PLANNO	METHOD	TNAME	ACCESSTYPE	MATCHCOLS	ACCESSNAME	INDEXONLY
1	0	ACCOUNTS	I	1	IX_ACCT_PK	N
2	1	CUSTOMERS	I	1	IX_CUST_PK	N

(a) Is this a good plan? Justify your answer. (b) Could index-only access be achieved on either table? (c) Would you recommend any changes? Consider the trade-offs. (d) What would the plan look like if IX_ACCT_PK were dropped (accidentally)?

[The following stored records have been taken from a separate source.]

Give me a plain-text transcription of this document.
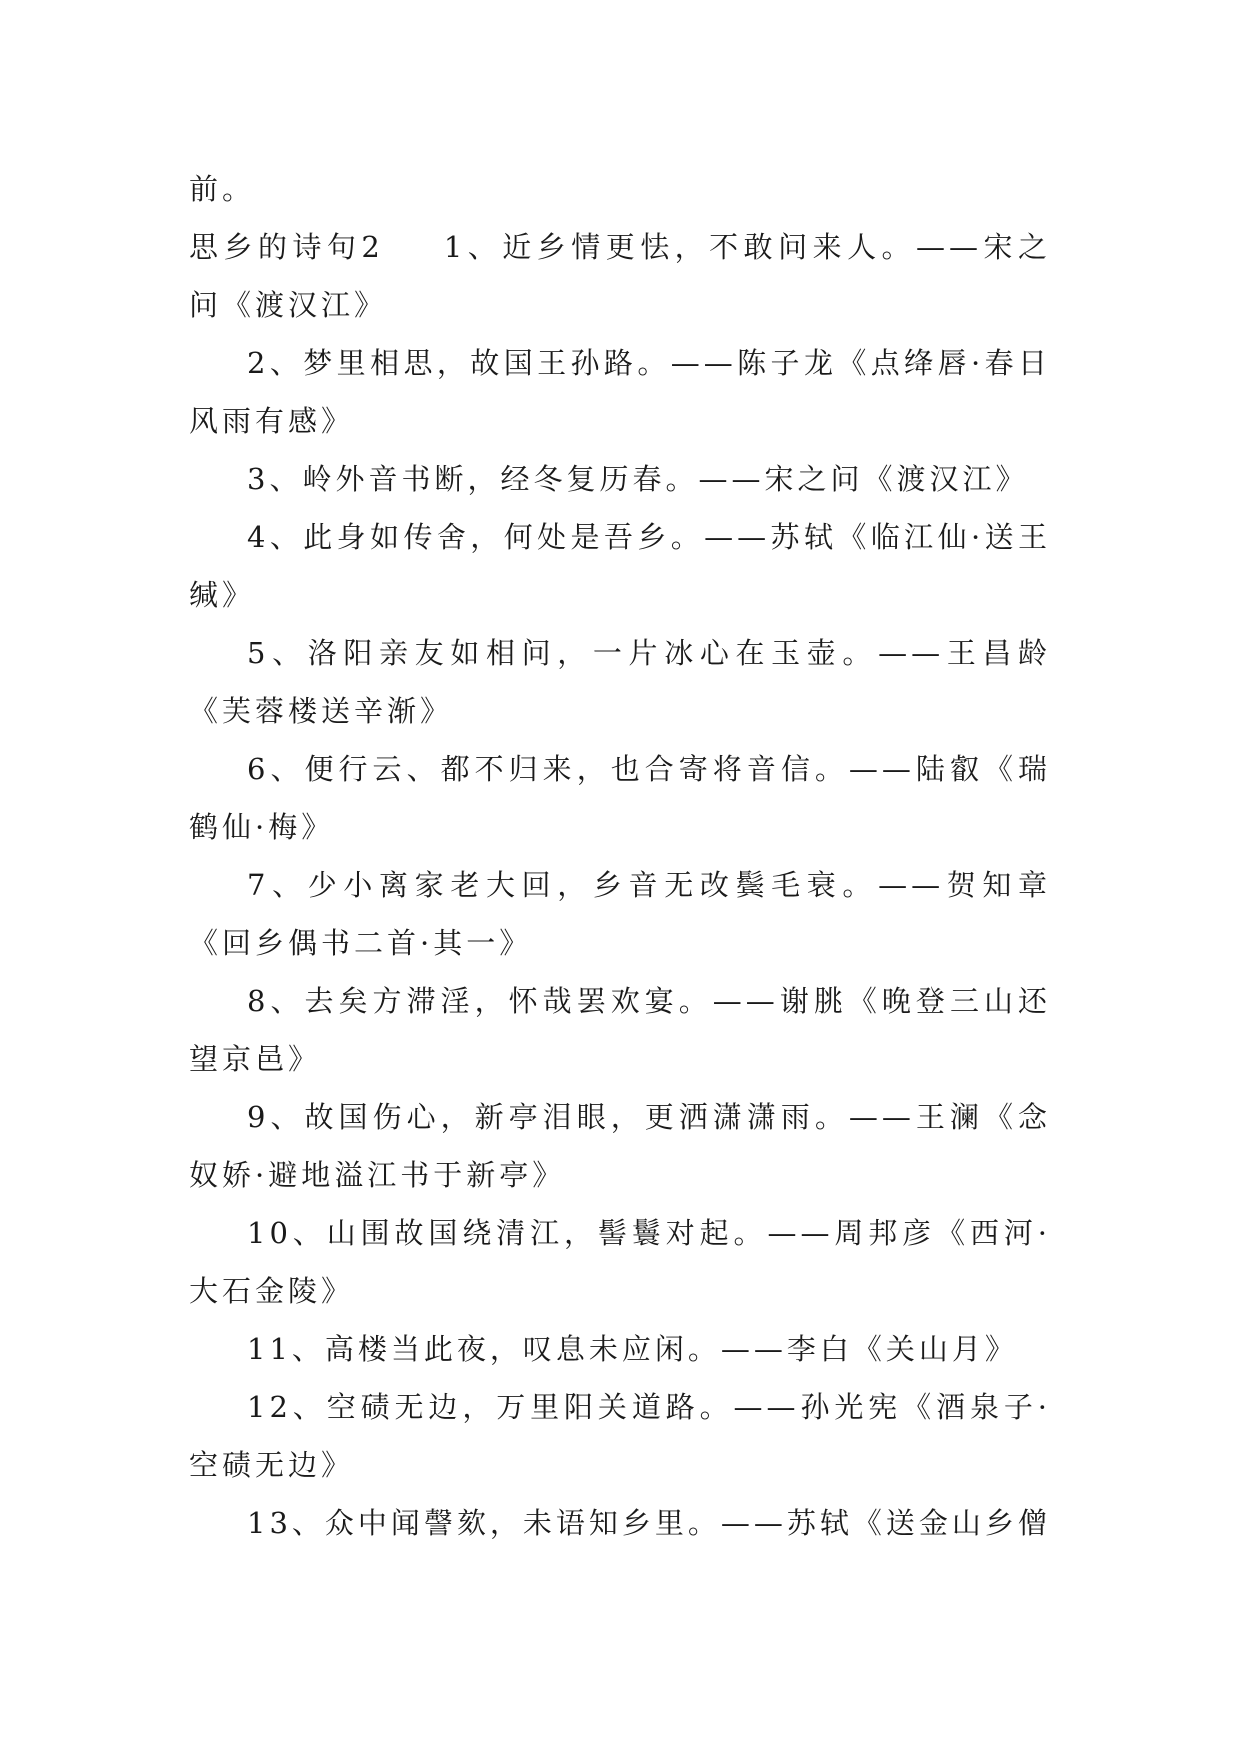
前。

思乡的诗句2 1、近乡情更怯，不敢问来人。——宋之问《渡汉江》

2、梦里相思，故国王孙路。——陈子龙《点绛唇·春日风雨有感》

3、岭外音书断，经冬复历春。——宋之问《渡汉江》

4、此身如传舍，何处是吾乡。——苏轼《临江仙·送王缄》

5、洛阳亲友如相问，一片冰心在玉壶。——王昌龄《芙蓉楼送辛渐》

6、便行云、都不归来，也合寄将音信。——陆叡《瑞鹤仙·梅》

7、少小离家老大回，乡音无改鬓毛衰。——贺知章《回乡偶书二首·其一》

8、去矣方滞淫，怀哉罢欢宴。——谢朓《晚登三山还望京邑》

9、故国伤心，新亭泪眼，更洒潇潇雨。——王澜《念奴娇·避地溢江书于新亭》

10、山围故国绕清江，髻鬟对起。——周邦彦《西河·大石金陵》

11、高楼当此夜，叹息未应闲。——李白《关山月》

12、空碛无边，万里阳关道路。——孙光宪《酒泉子·空碛无边》

13、众中闻謦欬，未语知乡里。——苏轼《送金山乡僧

Section E: Cross-Platform Comparison

Exercise 26: Translate z/OS to LUW

Given this z/OS PLAN_TABLE output, describe what the equivalent LUW operator tree would look like:

PLANNO	METHOD	TNAME	ACCESSTYPE	MATCHCOLS	ACCESSNAME	INDEXONLY	SORTC_ORDERBY
1	0	TRANSACTIONS	I	2	IX_TRANS_ACCT	Y	N
2	4	ACCOUNTS	R	0	—	N	N
(composite)							Y

Exercise 27: Translate LUW to z/OS

Given this LUW operator tree, describe what the z/OS PLAN_TABLE rows would look like:

RETURN
  |
NLJOIN
 /      \
FETCH    IXSCAN (IX_CUST_PK)
  |
IXSCAN (IX_ACCT_BRANCH)

Exercise 28: Platform Differences

For each of the following, explain how the concept is represented differently on z/OS vs LUW:

(a) Index-only access (b) The join method (c) Sort operations (d) Estimated cardinality (e) Total query cost

Answer Key Hints

For self-study, here are brief hints for selected exercises:

Exercise 1(c): INDEXONLY = N when the SELECT list or other clauses reference columns not in the index.
Exercise 10(a): Applying YEAR() and MONTH() functions to TRANS_DATE prevents index usage because the predicate is not sargable.
Exercise 11(c): Create an index on TRANSACTIONS(ACCT_ID) — or better, on TRANSACTIONS(ACCT_ID, TRANS_DATE) if date filtering is also needed.
Exercise 12(a): MATCHCOLS counts consecutive leading key columns with equality predicates. BRANCH_ID is the first column but has no predicate.
Exercise 15(b): Most likely reason: RUNSTATS was not executed after creating the index, so the optimizer has no statistics for it.
Exercise 18(a): CREATE INDEX IX_ACCT_BRANCH_COV ON ACCOUNTS(BRANCH_ID, ACCT_STATUS, ACCT_ID, BALANCE).
Exercise 22(d): TRANS_TYPE should be first because equality predicates on low-cardinality columns act as effective leading key filters, and TRANS_DATE as a range predicate works well as the second column.